Yalies who have trouble waking up for Friday morning science classes or staying awake during economics lectures may soon have a more enjoyable way to fill their schedules.

The Yale College Council is considering a proposal to create “life skills” classes that would tutor Elis in subjects such as cooking, auto mechanics and filing tax returns, YCC Secretary Zach Marks ’09 said. The Council has not yet voted on a proposal, he said, but it is looking into the feasibility of setting up such classes, possibly at University expense and for class credit.

Marks said he thinks the classes would represent a practical addition to Yale’s curriculum, which focuses on providing students with a liberal arts education, not preparing them for particular careers.

“This is by no means a trade school,” he said. “Here it’s not very profession-oriented … What has been left out from the curriculum because of this — and this is not the fault of the University — is that there aren’t classes for teaching you how to do taxes or stuff like that.”

The idea for the classes is modeled on similar programs at peer universities, including Harvard University, which recently began a series of life skills classes, Marks said.
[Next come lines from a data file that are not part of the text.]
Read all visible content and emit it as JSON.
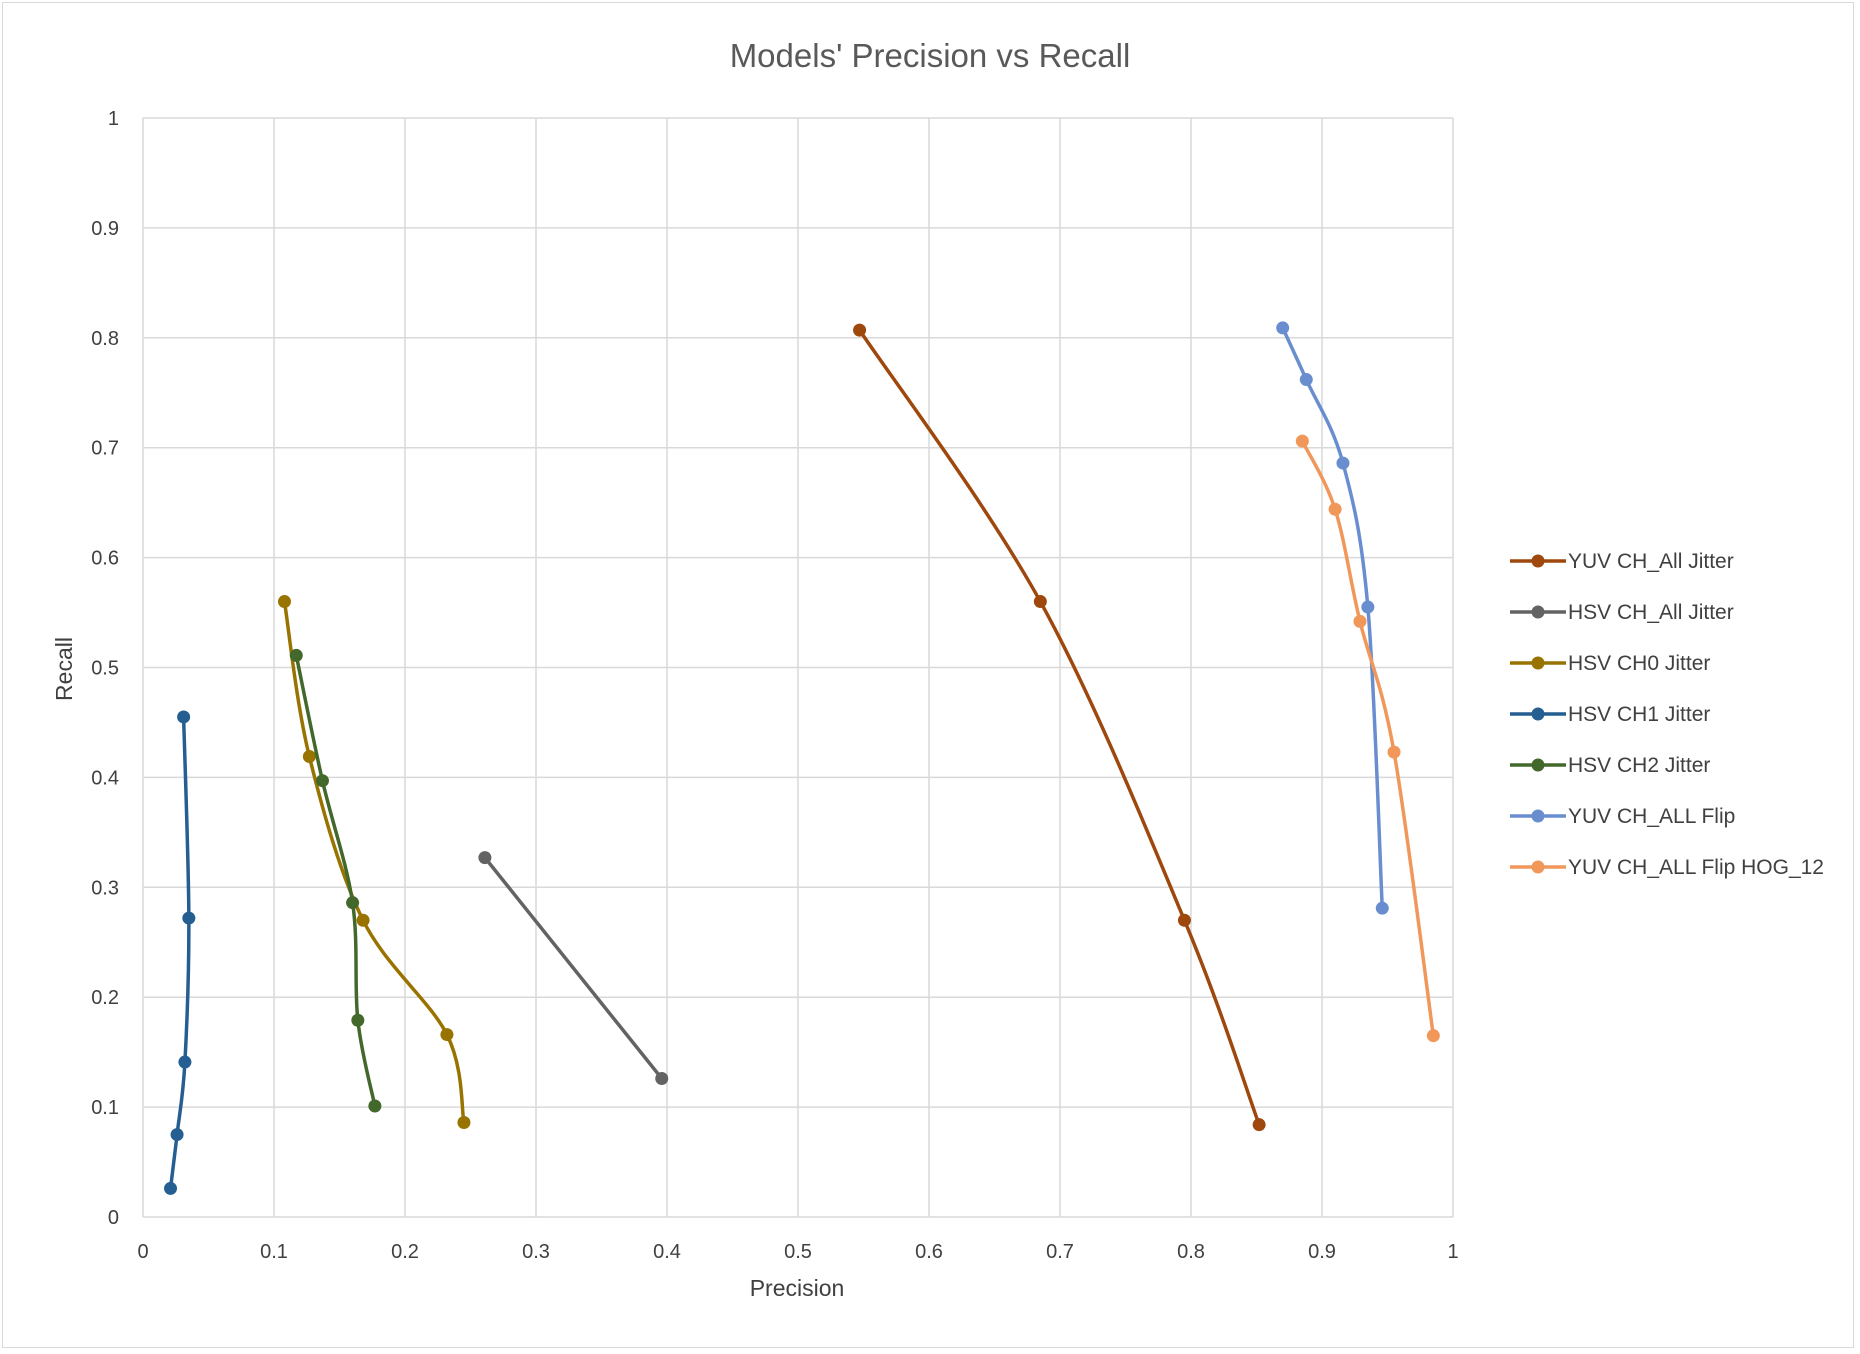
{
  "chart_data": {
    "type": "line",
    "title": "Models' Precision vs Recall",
    "xlabel": "Precision",
    "ylabel": "Recall",
    "xlim": [
      0,
      1
    ],
    "ylim": [
      0,
      1
    ],
    "xticks": [
      "0",
      "0.1",
      "0.2",
      "0.3",
      "0.4",
      "0.5",
      "0.6",
      "0.7",
      "0.8",
      "0.9",
      "1"
    ],
    "yticks": [
      "0",
      "0.1",
      "0.2",
      "0.3",
      "0.4",
      "0.5",
      "0.6",
      "0.7",
      "0.8",
      "0.9",
      "1"
    ],
    "grid": true,
    "legend_position": "right",
    "series": [
      {
        "name": "YUV CH_All Jitter",
        "color": "#9E480E",
        "points": [
          [
            0.547,
            0.807
          ],
          [
            0.685,
            0.56
          ],
          [
            0.795,
            0.27
          ],
          [
            0.852,
            0.084
          ]
        ]
      },
      {
        "name": "HSV CH_All Jitter",
        "color": "#636363",
        "points": [
          [
            0.261,
            0.327
          ],
          [
            0.396,
            0.126
          ]
        ]
      },
      {
        "name": "HSV CH0 Jitter",
        "color": "#997300",
        "points": [
          [
            0.108,
            0.56
          ],
          [
            0.127,
            0.419
          ],
          [
            0.168,
            0.27
          ],
          [
            0.232,
            0.166
          ],
          [
            0.245,
            0.086
          ]
        ]
      },
      {
        "name": "HSV CH1 Jitter",
        "color": "#255E91",
        "points": [
          [
            0.031,
            0.455
          ],
          [
            0.035,
            0.272
          ],
          [
            0.032,
            0.141
          ],
          [
            0.026,
            0.075
          ],
          [
            0.021,
            0.026
          ]
        ]
      },
      {
        "name": "HSV CH2 Jitter",
        "color": "#43682B",
        "points": [
          [
            0.117,
            0.511
          ],
          [
            0.137,
            0.397
          ],
          [
            0.16,
            0.286
          ],
          [
            0.164,
            0.179
          ],
          [
            0.177,
            0.101
          ]
        ]
      },
      {
        "name": "YUV CH_ALL Flip",
        "color": "#698ED0",
        "points": [
          [
            0.87,
            0.809
          ],
          [
            0.888,
            0.762
          ],
          [
            0.916,
            0.686
          ],
          [
            0.935,
            0.555
          ],
          [
            0.946,
            0.281
          ]
        ]
      },
      {
        "name": "YUV CH_ALL Flip HOG_12",
        "color": "#F1975A",
        "points": [
          [
            0.885,
            0.706
          ],
          [
            0.91,
            0.644
          ],
          [
            0.929,
            0.542
          ],
          [
            0.955,
            0.423
          ],
          [
            0.985,
            0.165
          ]
        ]
      }
    ]
  }
}
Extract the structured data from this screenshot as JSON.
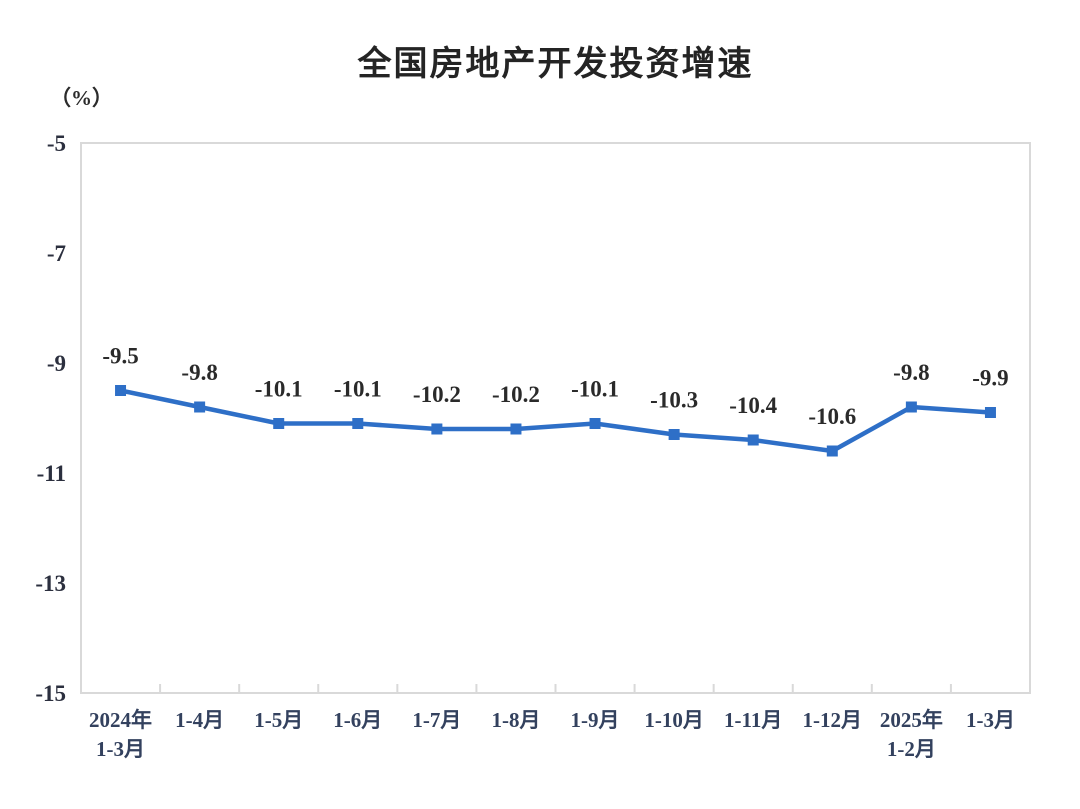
{
  "header": {
    "title": "全国房地产开发投资增速",
    "unit_label": "（%）"
  },
  "chart_data": {
    "type": "line",
    "title": "全国房地产开发投资增速",
    "ylabel": "（%）",
    "xlabel": "",
    "categories": [
      "2024年\n1-3月",
      "1-4月",
      "1-5月",
      "1-6月",
      "1-7月",
      "1-8月",
      "1-9月",
      "1-10月",
      "1-11月",
      "1-12月",
      "2025年\n1-2月",
      "1-3月"
    ],
    "values": [
      -9.5,
      -9.8,
      -10.1,
      -10.1,
      -10.2,
      -10.2,
      -10.1,
      -10.3,
      -10.4,
      -10.6,
      -9.8,
      -9.9
    ],
    "data_labels": [
      "-9.5",
      "-9.8",
      "-10.1",
      "-10.1",
      "-10.2",
      "-10.2",
      "-10.1",
      "-10.3",
      "-10.4",
      "-10.6",
      "-9.8",
      "-9.9"
    ],
    "yticks": [
      -5,
      -7,
      -9,
      -11,
      -13,
      -15
    ],
    "ylim": [
      -15,
      -5
    ],
    "grid": false,
    "legend": "none",
    "line_color": "#2e6fc7",
    "marker": "square",
    "frame_color": "#d9d9d9"
  }
}
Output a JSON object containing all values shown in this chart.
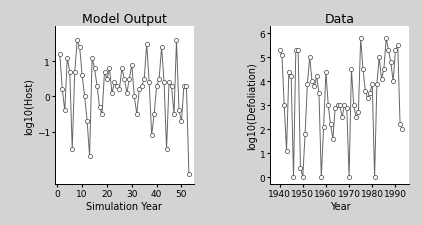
{
  "left_title": "Model Output",
  "right_title": "Data",
  "left_xlabel": "Simulation Year",
  "right_xlabel": "Year",
  "left_ylabel": "log10(Host)",
  "right_ylabel": "log10(Defoliation)",
  "left_x": [
    1,
    2,
    3,
    4,
    5,
    6,
    7,
    8,
    9,
    10,
    11,
    12,
    13,
    14,
    15,
    16,
    17,
    18,
    19,
    20,
    21,
    22,
    23,
    24,
    25,
    26,
    27,
    28,
    29,
    30,
    31,
    32,
    33,
    34,
    35,
    36,
    37,
    38,
    39,
    40,
    41,
    42,
    43,
    44,
    45,
    46,
    47,
    48,
    49,
    50,
    51,
    52,
    53
  ],
  "left_y": [
    1.2,
    0.2,
    -0.4,
    1.1,
    0.7,
    -1.5,
    0.7,
    1.6,
    1.4,
    0.6,
    0.0,
    -0.7,
    -1.7,
    1.1,
    0.8,
    0.3,
    -0.3,
    -0.5,
    0.7,
    0.5,
    0.8,
    0.1,
    0.4,
    0.3,
    0.2,
    0.8,
    0.5,
    0.1,
    0.5,
    0.9,
    0.0,
    -0.5,
    0.2,
    0.3,
    0.5,
    1.5,
    0.4,
    -1.1,
    -0.5,
    0.3,
    0.5,
    1.4,
    0.4,
    -1.5,
    0.4,
    0.3,
    -0.5,
    1.6,
    -0.4,
    -0.7,
    0.3,
    0.3,
    -2.2
  ],
  "right_x": [
    1940,
    1941,
    1942,
    1943,
    1944,
    1945,
    1946,
    1947,
    1948,
    1949,
    1950,
    1951,
    1952,
    1953,
    1954,
    1955,
    1956,
    1957,
    1958,
    1959,
    1960,
    1961,
    1962,
    1963,
    1964,
    1965,
    1966,
    1967,
    1968,
    1969,
    1970,
    1971,
    1972,
    1973,
    1974,
    1975,
    1976,
    1977,
    1978,
    1979,
    1980,
    1981,
    1982,
    1983,
    1984,
    1985,
    1986,
    1987,
    1988,
    1989,
    1990,
    1991,
    1992,
    1993
  ],
  "right_y": [
    5.3,
    5.1,
    3.0,
    1.1,
    4.4,
    4.2,
    0.0,
    5.3,
    5.3,
    0.4,
    0.0,
    1.8,
    3.9,
    5.0,
    4.0,
    3.8,
    4.2,
    3.5,
    0.0,
    2.1,
    4.4,
    3.0,
    2.2,
    1.6,
    2.9,
    3.0,
    3.0,
    2.5,
    3.0,
    2.9,
    0.0,
    4.5,
    3.0,
    2.5,
    2.7,
    5.8,
    4.5,
    3.6,
    3.3,
    3.5,
    3.9,
    0.0,
    3.9,
    5.0,
    4.1,
    4.5,
    5.8,
    5.3,
    4.8,
    4.0,
    5.3,
    5.5,
    2.2,
    2.0
  ],
  "bg_color": "#d3d3d3",
  "plot_bg_color": "#ffffff",
  "line_color": "#666666",
  "marker_facecolor": "white",
  "marker_edgecolor": "#444444",
  "marker_size": 3,
  "left_ylim": [
    -2.5,
    2.0
  ],
  "right_ylim": [
    -0.3,
    6.3
  ],
  "left_xlim": [
    -1,
    55
  ],
  "right_xlim": [
    1936,
    1996
  ],
  "left_yticks": [
    -1,
    0,
    1
  ],
  "right_yticks": [
    0,
    1,
    2,
    3,
    4,
    5,
    6
  ],
  "left_xticks": [
    0,
    10,
    20,
    30,
    40,
    50
  ],
  "right_xticks": [
    1940,
    1950,
    1960,
    1970,
    1980,
    1990
  ],
  "title_fontsize": 9,
  "label_fontsize": 7,
  "tick_fontsize": 6.5
}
He pointed to Williams College, where he said students can opt for a class on automobile mechanics in place of a political science or history class during that school’s “January Term.”

Harvard’s Office of Career Services is currently offering classes that its Web site says will help Cantabs “survive in the Real World,” including courses on “Car Care,” “Cooking Skills,” “Money Made Simple” and “Plumbing and Pizza.” Wait lists have already been created for some of the more popular classes, Harvard’s assistant dean for life skills curriculum development Julie G. Fox said last week. She said the classes come in the wake of a popular etiquette dinner and “future planning programs” that the university has provided in the last several years.

“Students at other schools have said that taking that class about auto mechanics has been up there with the most useful stuff they learn,” Marks said. “If you get the right kind of professor, it can be even more fun than your “History of South Asia” class.”

Dean of Student Affairs Betty Trachtenberg said the University is working to create a series of leadership training classes or workshops, although she said she does not yet know what form the classes will take.

“We’ve talked about leadership training, and we’re working with a consultant on this,” she said. “I don’t know about including life skills. I don’t know what direction this will end up taking.”

Director of Career Services Philip Jones said his department has considered offering life skills classes in the past but decided instead to put together literature — including a book entitled “Life After Yale” — meant to help graduates in the real world.

“Since every student receives this, and we update it biannually, this takes the place of classes that would likely only be able to accommodate a relatively small proportion of the senior class,” he said in an e-mail. “It also removes the burden of ‘one more thing’ they have to find time to attend.”

Several Yalies said they think such classes would be a useful addition to the existing course catalog.

Nicole Perkins ’08 said she might take classes in subjects like cooking and tax returns if she were able to earn class credit for them.

“If you were going to get credit for them, then I would do them,” she said. “But if they were something that I had to do above and beyond my normal course load, then I think doing them would just be kind of a headache.”

But Josh Garcia ’09 said while he appreciates the YCC’s effort to help students learn things that they cannot glean from their regular classes, he thinks skills such as cooking and sewing should be learned in the real world, not in a classroom.

“The whole point of life skills is that they are skills you get from life,” he said. “I think it’s artificial to be having people signing up for classes on how to do things they should learn in the normal course of living. It just reinforces the notion that people at Yale are helpless when it comes to practical things.”

The YCC will likely discuss the proposal at its weekly meeting this Sunday, Marks said.